Vancouverites go in for hyper-local, micro-prepped fare that reflects the city’s increasingly international vibe. They seek out authenticity, quality, and style—and they value attentive friendly service. Atmosphere and creativity are big here, and you can find it at these favourite Vancouver restaurants beloved by locals and in-the-know visitors alike.

The Oakwood
Only a few blocks from the beach, Kitsilano’s vibrant 4th Avenue is lined with some of the city’s cutest boutiques and leading coffee bars. It’s also home to The Oakwood and its heated patio, roaring indoor fireplace, and rustic furniture. Though plenty of local restaurants have a farm-to-table focus, The Oakwood sources the best Canada has to offer. That means superior beef from Alberta, renowned duck from Quebec, and fresh West Coast seafood. Dishes are served tapas-style as they are ready. They also don’t include any “filler” sides like rice or potatoes, which frees up diners to try out more options, such as the perfect burger served with a “Gulf Island dressing” (their take on a traditional Thousand Island dressing made with Dijon, honey, smoked paprika, and hot sauce), and the to-die-for warm kale salad that includes roasted cauliflower and Brussels sprouts and is topped with a lemon Parmesan dressing. According to general manager Tristan Young, The Oakwood’s X factor is that everything is done in-house. “We bake our own brioche buns, so we can control the texture. We salt and cure our own bacon. We grind all the meat on site rather than order patties from a purveyor,” Young explains. The result: a bistro that’s reimagining comfort food and winning over discerning locals. Make a reservation at The Oakwood.

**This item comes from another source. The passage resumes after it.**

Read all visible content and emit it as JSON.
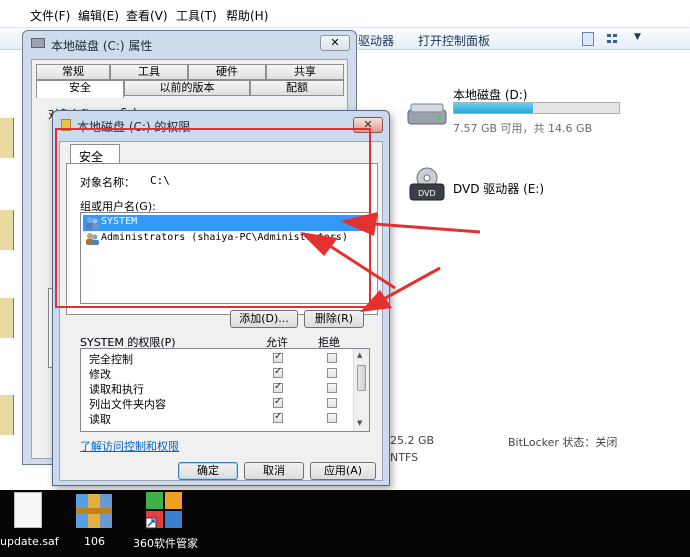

favourite Vancouver restaurants

Osteria Savio Volpe
The newest addition to the eclectic intersection near Kingsway and 15th in Mt. Pleasant, Savio Vople turns out beautifully unaffected Italian dishes featuring top-quality ingredients that are as unadulterated as possible. To chef Mark Perrier, a seasonal menu doesn’t mean options that are switched up four times per year. It means varying about 20% of the menu daily, depending on the ingredients available from his local purveyors. The items that stay on the menu week in and week out —his meatballs, the garlic bread, a kale salad — don’t rely on seasonal produce that can be difficult to source or that is substandard during various seasons. Plus, his style isn’t fussy or trendy, but, rather, concentrates on items that work together and that people want to eat. “It’s basically peasant-style cooking,” Perrier explains. “I let the farmers and ingredients inform the menu rather than coming up with concepts and shopping for them.” Regulars also know to book early in the evening because the kitchen spit roasts a whole suckling pig every night. However, since it yields only about 15 portions, the dish — with its ever-changing sides and sauces — usually sells out by about 6:30PM. “I’m excited about all the things that are available to cook right now,” says Perrier. “Wild mushrooms, cabbage, and root vegetables. And, in the spring, I’ll be excited about everything there is to cook up then.” In other words, no matter when you go, you can’t lose. Make a reservation at Osteria Savio Volpe.

favourite Vancouver restaurants

The Union
Straddling Chinatown and Strathcona, The Union is all about sharing. The portions are generous, the seating is comprised of communal long tables and benches, and the atmosphere is chatty. In fact, don’t be surprised if you leave having become besties with your neighbors while sampling dishes inspired by pan-Asian cuisine informed by Thai, Indonesian, and Malaysian flavors. Longtime menu favorites include the Pho Bo (short rib in a spiced broth with a side of bean sprouts, Thai basil, and chilis) plus Cha Ca Hanoi (a pacific cod paired with fresh greens, coconut milk, herbs, and nuoc cham—the Vietnamese dipping sauce made with garlic, lime, and fish sauce). Also a draw: the unique cocktails infused with locally-sourced teas, syrups made to order, and “drinking vinegars” that combine flavors like wolfberry and hibiscus with soda water to make refreshing probiotic-infused drinks. “If the group next to you is having a good time, well, that can be contagious,” explains general manager Timothy Van Dipten. That’s the vibe at The Union – and it’s what keeps locals coming back. Make a reservation at The Union.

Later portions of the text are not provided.